American Medical News

 
OPINION

Letters to the Editor - Dec. 3, 2007


Proposed law would rework residency spending to increase primary care


Proposed law would rework residency spending to increase primary care

Regarding "We have more students, now what?" (Article, Oct. 22/29): The article asks a very important question that should have been asked long ago. Projected physician manpower shortages of crisis levels are convenient rallying cries for the opening of more medical schools and the expansion of medical school classes. This is particularly true in osteopathic medicine, which has experienced a massive proportional expansion of students through the opening of new medical schools and expansion of class sizes.

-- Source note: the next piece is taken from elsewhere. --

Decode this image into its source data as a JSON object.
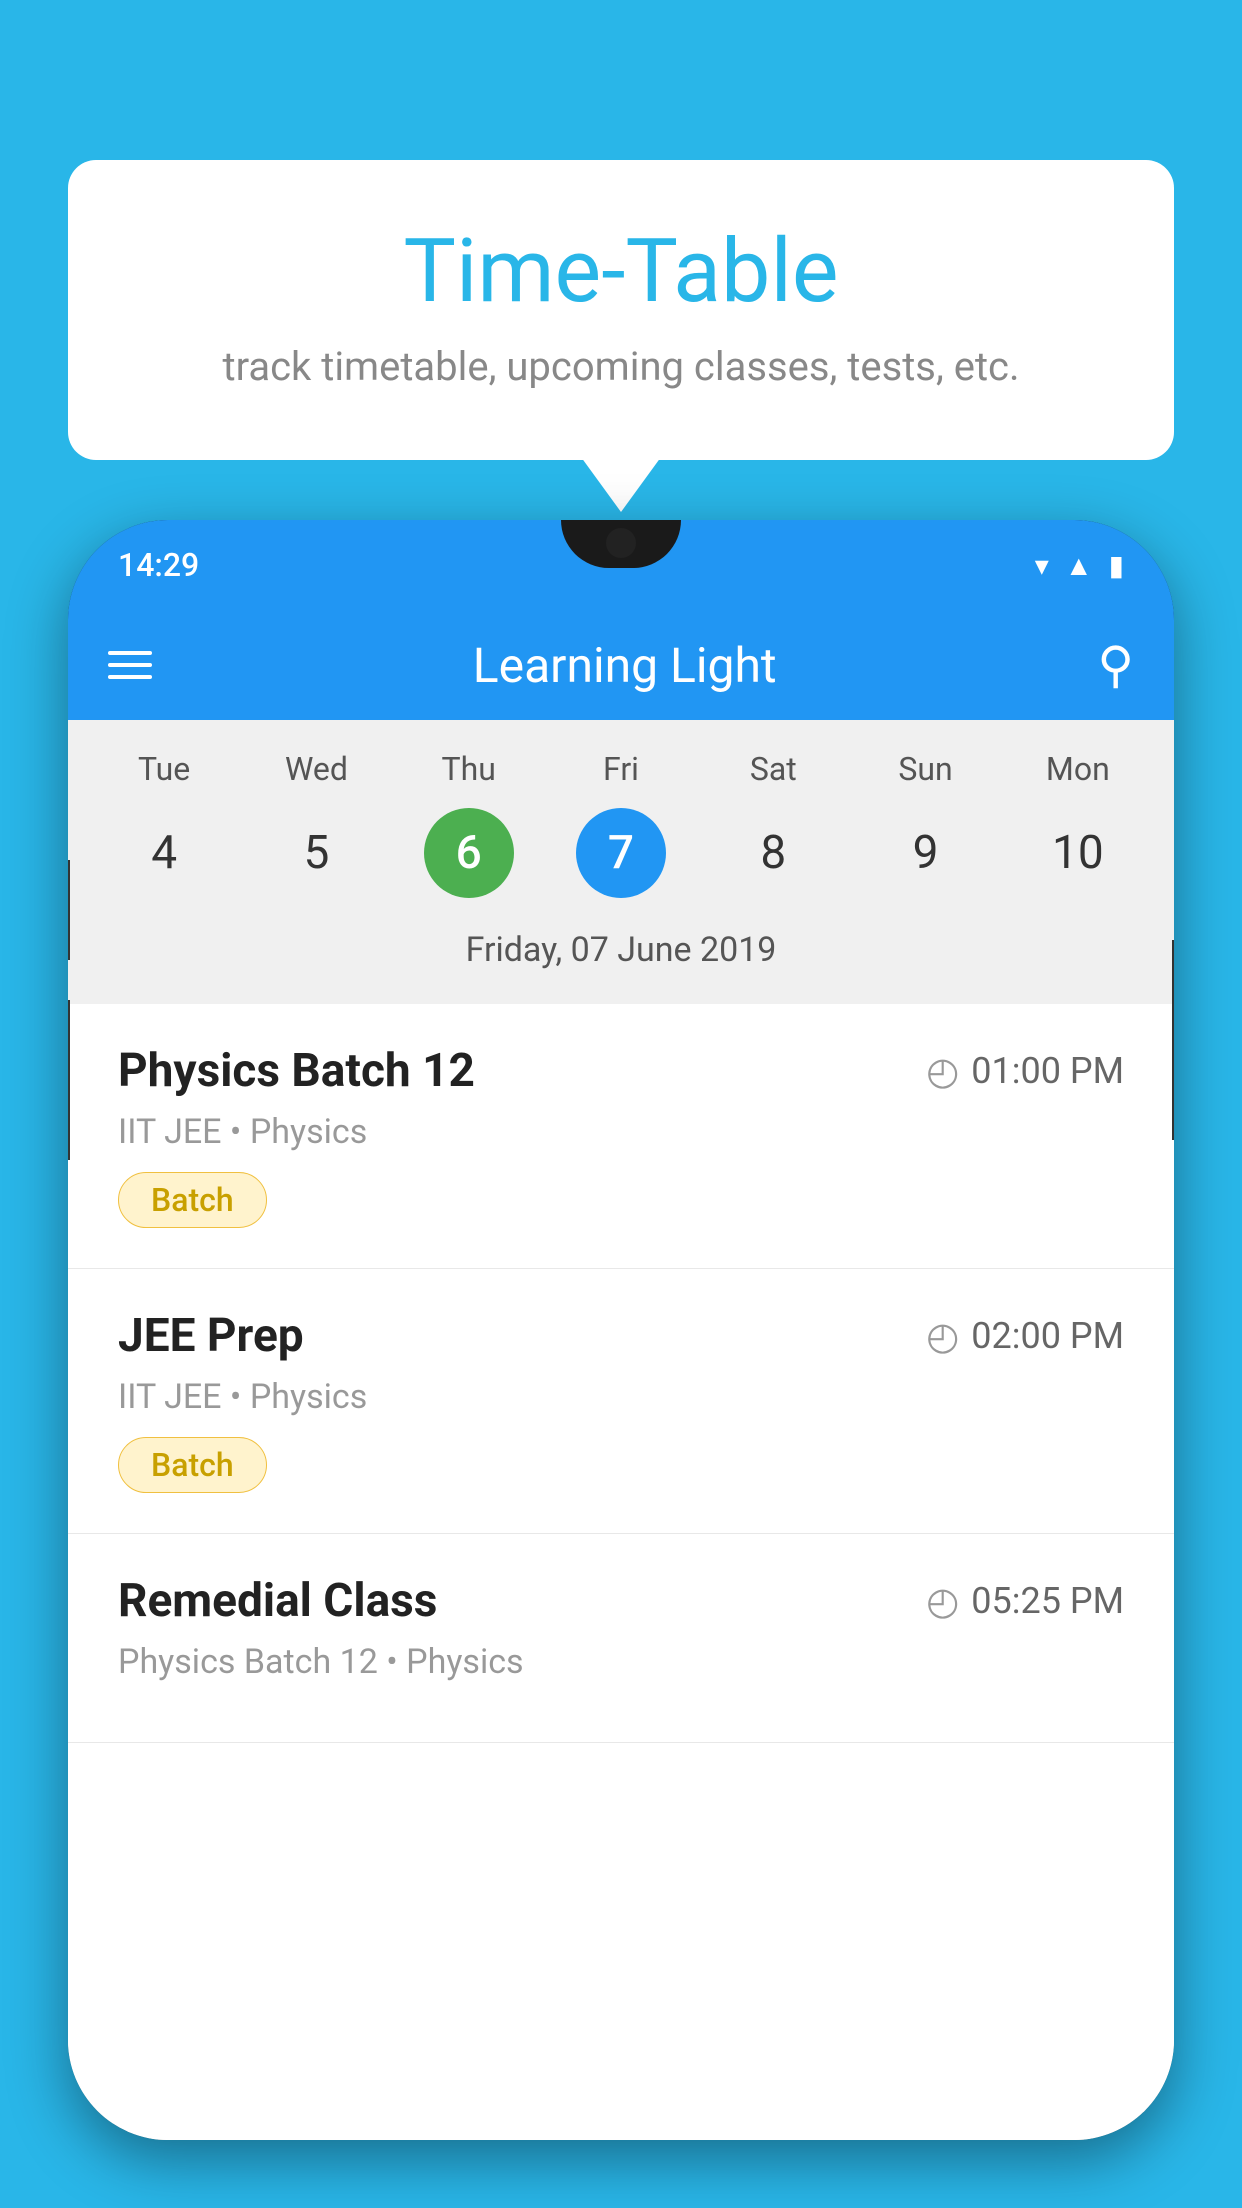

This will intensify now that the Commission on Osteopathic College Accreditation has allowed the opening of the first for-profit American medical school since 1930.

The Resident Physician Shortage Reduction Act of 2007 is one small step in answering the question.

This bill, in Congress, not only increases the total number of residency slots since the cap of 1997, but it specifically directs that the increase be in states with a shortage of resident physicians and directs the Secretary of the Dept. of Health and Human Services to consider whether the slots are in primary care, geriatric or preventive medicine.

Medicare, which funds the majority of graduate medical education in the U.S., has traditionally been reluctant to leverage its funding to address work force manpower goals. That is, all residencies are funded equally, without regard for geographic distribution or specialty area. This has resulted in today's situation of oversupply of plastic surgeons in desirable locations and undersupply of family physicians nearly everywhere. As resources dwindle, the Centers for Medicare & Medicaid Services will have to make difficult decisions about which residencies should be funded, if it chooses to fund GME at all.

Although the paradigm of American health care may change to include a greater role of nonphysician practitioners, this will not happen overnight. A rational use of Medicare's limited resources in funding GME to areas of specific need is essential if we are to meet the challenges posed by the retiring baby boomers. As you quite correctly state, "Doing nothing is the worst option of all."

--George Mychaskiw II, DO, Jackson, Miss.